–has capacity to treat up to 50 patients
THE Ministry of Health, as part of its continued effort to have COVID-19 facilities across the country, has commissioned an $80 million COVID-19 unit at the West Demerara Regional Hospital (WDRH), Region Three (Essequibo Islands-West Demerara).
The West Demerara COVID-19 unit is the second facility dedicated to exclusively treating COVID-19 positive patients. The first facility of this nature is the National Infectious Diseases Hospital, Liliendaal.
The accident and emergency unit of the West Demerara Regional Hospital was repurposed to create the new COVID-19 unit at the Region Three medical facility.
In September, Minister of Health, Dr. Frank Anthony, had said that the government’s vision is to repurpose hospitals so that the country’s capacity to treat persons infected with COVID-19 would be adequate.
The commissioning of the COVID-19 unit at the WDRH is part and parcel of the government’s decision to decentralise its capability to cater for COVID-19 patients from the National Infectious Diseases Hospital.
The Region Three unit is equipped to cater for fifty patients simultaneously and includes sections for maternal patients, children and an Intensive Care Unit (ICU). This will supplement the capacity of the Infectious Diseases Hospital, which could treat up 200 persons and has an ICU capacity of forty patients.
Director-General of the Health Ministry, Dr. Vishwa Mahadeo, said that the initiative is “instrumental” in the fight against the deadly COVID-19 virus.
Speaking at a simple ceremony, Dr. Mahadeo related that the decentralisation of the services offered at the COVID-19 unit is pivotal to government’s aim of bringing health services to the people.
“This in one way is bringing health care to the people, they don’t have to go access it in Georgetown, they can access it right here. Persons in Region Three could now access it right here in Region Three and this is what we’re trying to get done in all of the regions,” Dr. Mahadeo said.
NOT JUST REGION THREE
While this unit is stationed in Region Three, it will not cater to just residents of the region, the Director-General said, noting that residents from Regions One, Two and Seven, who are in need of care, will also be able to benefit from the facility.
“The unit will cater to Region Three, but as far as I know, Region Three has been catering to patients from Region Two for example, and from Region One who are transferred to Region Two and are making their way onwards to Region Four. But this facility, if they can be managed here, that’s it, that’s their destination.
“Region Seven is the same thing, they come through the river; when they come here they are managed here,” Dr.
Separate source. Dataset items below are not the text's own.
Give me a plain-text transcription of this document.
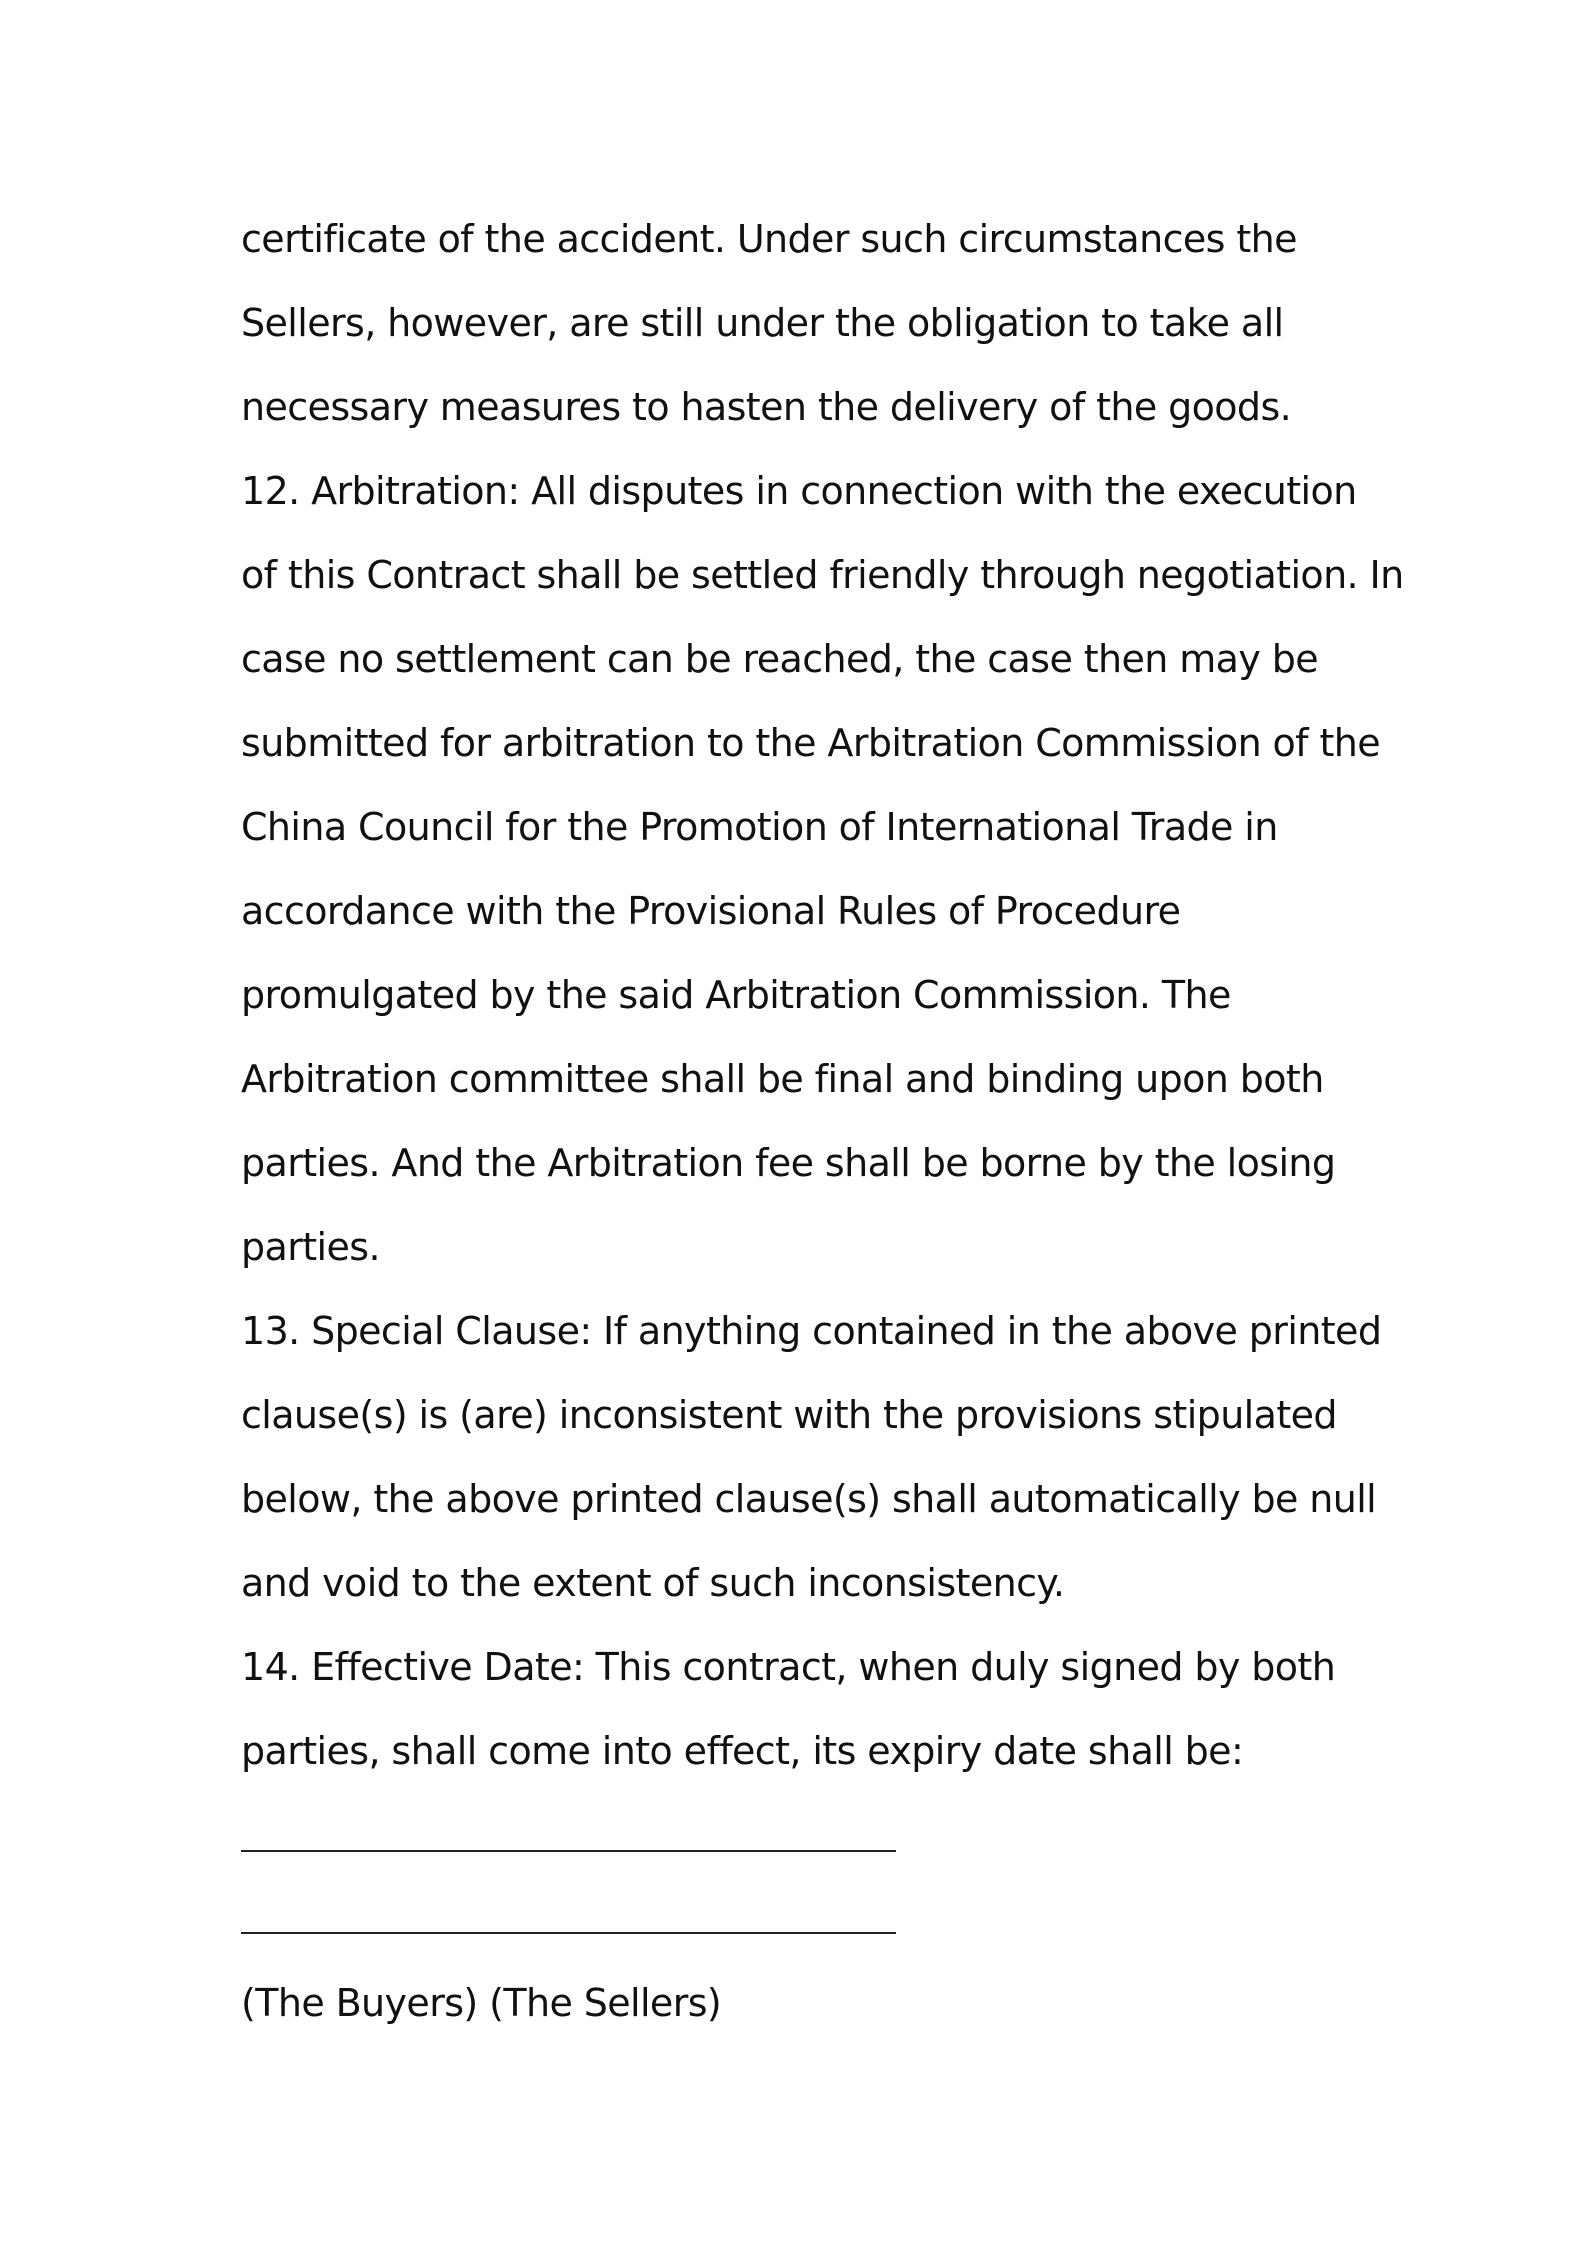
certificate of the accident. Under such circumstances the
Sellers, however, are still under the obligation to take all
necessary measures to hasten the delivery of the goods.
12. Arbitration: All disputes in connection with the execution
of this Contract shall be settled friendly through negotiation. In
case no settlement can be reached, the case then may be
submitted for arbitration to the Arbitration Commission of the
China Council for the Promotion of International Trade in
accordance with the Provisional Rules of Procedure
promulgated by the said Arbitration Commission. The
Arbitration committee shall be final and binding upon both
parties. And the Arbitration fee shall be borne by the losing
parties.
13. Special Clause: If anything contained in the above printed
clause(s) is (are) inconsistent with the provisions stipulated
below, the above printed clause(s) shall automatically be null
and void to the extent of such inconsistency.
14. Effective Date: This contract, when duly signed by both
parties, shall come into effect, its expiry date shall be:
(The Buyers) (The Sellers)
Mahadeo said.
Also, Mahadeo related that in the event of there being an upsurge in cases of COVID-19 at the central “COVID-19 hospital” at Liliendaal, systems will be put in place to facilitate the transfer of patients to the West Demerara COVID-19 unit.
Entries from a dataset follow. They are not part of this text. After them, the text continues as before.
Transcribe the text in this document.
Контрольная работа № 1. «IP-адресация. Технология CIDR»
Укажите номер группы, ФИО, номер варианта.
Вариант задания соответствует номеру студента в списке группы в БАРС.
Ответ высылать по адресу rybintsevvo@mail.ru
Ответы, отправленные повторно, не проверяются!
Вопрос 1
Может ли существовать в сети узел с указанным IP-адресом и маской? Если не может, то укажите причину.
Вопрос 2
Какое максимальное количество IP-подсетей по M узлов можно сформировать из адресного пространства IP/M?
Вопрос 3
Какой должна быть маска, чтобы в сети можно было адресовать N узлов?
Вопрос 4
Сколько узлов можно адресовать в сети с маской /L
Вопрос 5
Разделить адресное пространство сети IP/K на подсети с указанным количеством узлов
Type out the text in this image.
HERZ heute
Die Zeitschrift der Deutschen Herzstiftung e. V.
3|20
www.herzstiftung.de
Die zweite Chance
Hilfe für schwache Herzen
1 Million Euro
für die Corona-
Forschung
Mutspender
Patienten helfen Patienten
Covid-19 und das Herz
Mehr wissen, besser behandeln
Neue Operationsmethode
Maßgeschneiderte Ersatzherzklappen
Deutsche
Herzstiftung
Administrator of the WDRH, Melissa Ramdeen, told the Guyana Chronicle that staffing for the unit consists of doctors and nurses of the hospital, who have volunteered to, in some cases, double their work-load and working hours to cater to their regular duties at the hospital as well as the duties at the newly established COVID-19 Unit.
She called them heroes, saying: “Our doctors worked out a system for their department; so for each section of the hospital, whether it’s the paediatrics, maternity, general surgery or so on, each one of those departments, they came together and identified two persons from the team who will be assigned to this unit.
“It means they would have to work extra hours, but they haven’t complained about it… this is something that my staff is willingly doing; our nurses are doing the same thing.”